Sometimes trees are also girdled to act as a trap tree by attracting egg-laying female EAB in the spring and debarking the trees in the fall to search for larvae. If detected, an area is often placed under a quarantine to prevent infested wood material from causing new infestations. Further control measures are then taken within the area to slow population growth by reducing EAB numbers, preventing them from reaching reproductive maturity and dispersing, and reducing the abundance of ash trees.

Government agencies in both the USA and Canada have utilized a native species of wasp, Cerceris fumipennis, as a means of detecting areas to which EAB has spread. The females of these wasps hunt beetles in the same family as EAB and will hunt EAB if it is present. The wasps stun the beetles and carry them back to their burrows in the ground where they are stored until the wasps’ eggs hatch and the wasp larvae feed on the beetles. Volunteers catch the wasps as they return to their burrows carrying the beetles to determine whether any of the catch consists of EAB. If it does, the agencies running the program may institute quarantine measures. This methodology is known as biological surveillance, as opposed to biological control, because it does not appear that the wasps have a significant negative impact on EAB populations.
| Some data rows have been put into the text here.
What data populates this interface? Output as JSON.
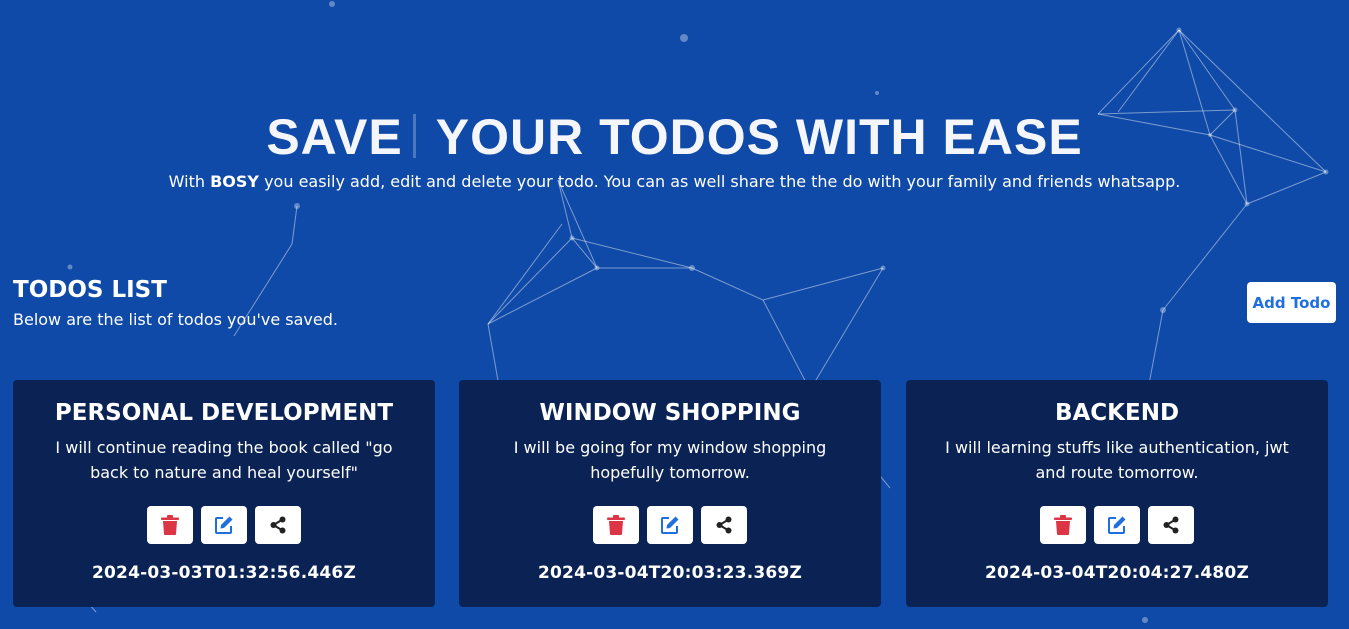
{
  "hero": {
    "title_word1": "SAVE",
    "title_rest": "YOUR TODOS WITH EASE",
    "subtitle_pre": "With ",
    "subtitle_brand": "BOSY",
    "subtitle_post": " you easily add, edit and delete your todo. You can as well share the the do with your family and friends whatsapp."
  },
  "list": {
    "title": "TODOS LIST",
    "description": "Below are the list of todos you've saved.",
    "add_label": "Add Todo"
  },
  "todos": [
    {
      "title": "PERSONAL DEVELOPMENT",
      "body": "I will continue reading the book called \"go back to nature and heal yourself\"",
      "timestamp": "2024-03-03T01:32:56.446Z"
    },
    {
      "title": "WINDOW SHOPPING",
      "body": "I will be going for my window shopping hopefully tomorrow.",
      "timestamp": "2024-03-04T20:03:23.369Z"
    },
    {
      "title": "BACKEND",
      "body": "I will learning stuffs like authentication, jwt and route tomorrow.",
      "timestamp": "2024-03-04T20:04:27.480Z"
    }
  ],
  "icons": {
    "delete": "trash-icon",
    "edit": "edit-icon",
    "share": "share-icon"
  },
  "colors": {
    "background": "#0f4aa8",
    "card": "#0b2354",
    "delete": "#dc3545",
    "edit": "#1f6fe0",
    "share": "#222222"
  }
}
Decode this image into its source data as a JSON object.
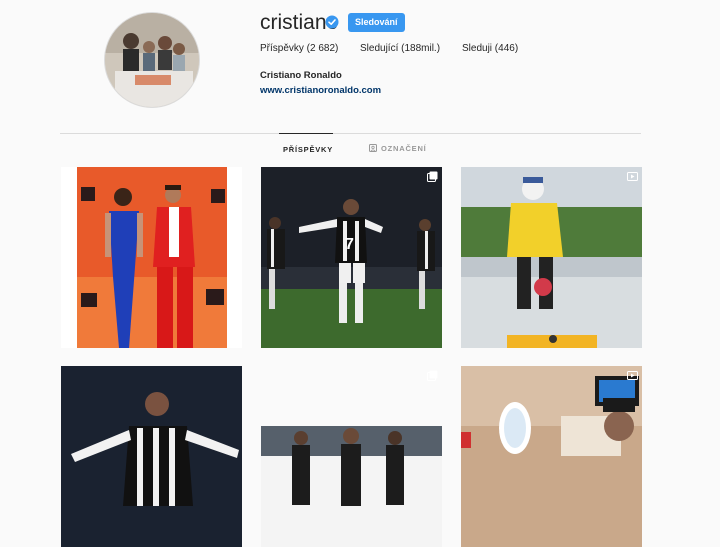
{
  "profile": {
    "username": "cristiano",
    "follow_label": "Sledování",
    "posts": "Příspěvky (2 682)",
    "followers": "Sledující (188mil.)",
    "following": "Sleduji (446)",
    "full_name": "Cristiano Ronaldo",
    "website": "www.cristianoronaldo.com"
  },
  "tabs": [
    {
      "label": "PŘÍSPĚVKY",
      "active": true,
      "icon": "grid-icon"
    },
    {
      "label": "OZNAČENÍ",
      "active": false,
      "icon": "tag-icon"
    }
  ],
  "colors": {
    "accent": "#3897f0",
    "verified": "#3897f0",
    "link": "#003569"
  },
  "grid": {
    "posts": [
      {
        "badge": "none"
      },
      {
        "badge": "carousel-icon"
      },
      {
        "badge": "video-icon"
      },
      {
        "badge": "none"
      },
      {
        "badge": "carousel-icon"
      },
      {
        "badge": "video-icon"
      }
    ]
  }
}
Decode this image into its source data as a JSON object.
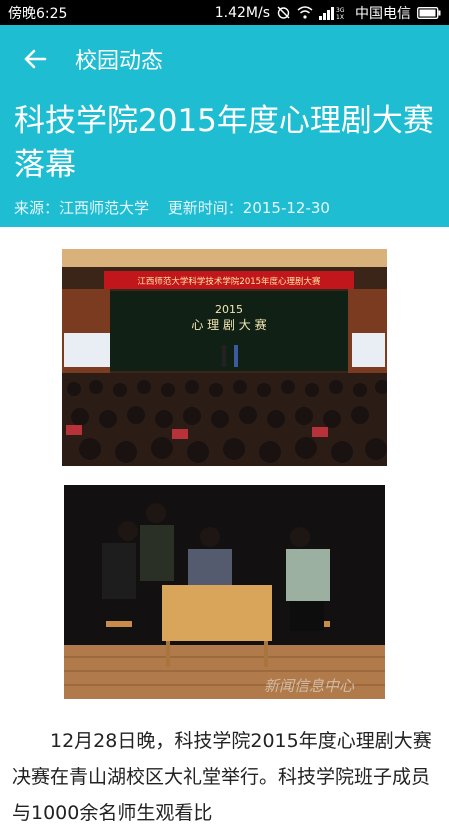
{
  "status_bar": {
    "time": "傍晚6:25",
    "speed": "1.42M/s",
    "carrier": "中国电信"
  },
  "toolbar": {
    "back_icon": "arrow-left-icon",
    "title": "校园动态"
  },
  "article": {
    "title": "科技学院2015年度心理剧大赛落幕",
    "source": "来源：江西师范大学",
    "updated": "更新时间：2015-12-30",
    "body": "12月28日晚，科技学院2015年度心理剧大赛决赛在青山湖校区大礼堂举行。科技学院班子成员与1000余名师生观看比"
  },
  "photos": {
    "stage_banner": "江西师范大学科学技术学院2015年度心理剧大赛",
    "stage_year": "2015",
    "stage_heading": "心 理 剧 大 赛",
    "watermark": "新闻信息中心"
  },
  "colors": {
    "header": "#1fbdd2",
    "status_bar": "#000000"
  }
}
Quarantine and tree removal

Once an infestation is detected, quarantines are typically imposed by state or national government agencies disallowing transport of ash firewood or live plants outside of these areas without permits indicating the material has been inspected or treated (i.e., heat treatment or wood chipping) to ensure no live EAB are present in the bark and phloem. In urban areas, trees are often removed once an infestation is found to reduce EAB population densities and the likelihood of further spread. Urban ash are typically replaced with non-ash species such as maple, oak, or linden to limit food sources for EAB. In rural areas, trees can be harvested for lumber or firewood to reduce ash stand density, but quarantines may apply for this material, especially in areas where the material could be infested.

Insecticides

Insecticides with active ingredients such as azadirachtin, imidacloprid, emamectin benzoate, and dinotefuran are currently used since they are systemic (i.e., incorporated into the tree) and remain effective for one to three years depending on the product. Insecticides are typically only considered a viable option in urban areas with high value trees near an infestation. Ash trees are primarily treated by direct injection into the tree or soil drench. Some insecticides cannot be applied by homeowners and must be applied by licensed applicators. Initially, tree injections will not compromise tree health, but over many years drilling and chemical wounds will compromise the tree's health. Damage from EAB can continue to increase over time even with insecticide applications. Insecticide treatments are not feasible for large forested areas outside of urban areas.

Biological control

The native range of EAB in Asia was surveyed for parasitoid species that parasitize EAB and do not attack other insect species in the hope they would suppress EAB populations when released in North America. Three species imported from China were approved for release by the USDA in 2007 and in Canada in 2013: Spathius agrili, Tetrastichus planipennisi, and Oobius agrili, while Spathius galinae was approved for release in 2015. Excluding Spathius galinae, which has only recently been released, the other three species have been documented parasitizing EAB larvae one year after release, indicating that they survived the winter, but establishment varied among species and locations. Tetrastichus planipennisi and Oobius agrili established and have had increasing populations in Michigan since 2008; Spathius agrili has had lower establishment success in North America, which could be due to a lack of available EAB larvae at the time of adult emergence in spring, limited cold tolerance, and better suitability to regions of North America below the 40th parallel.

The USDA is also assessing the application of Beauveria bassiana, an insect fungal pathogen, for controlling EAB in conjunction with parasitoid wasps.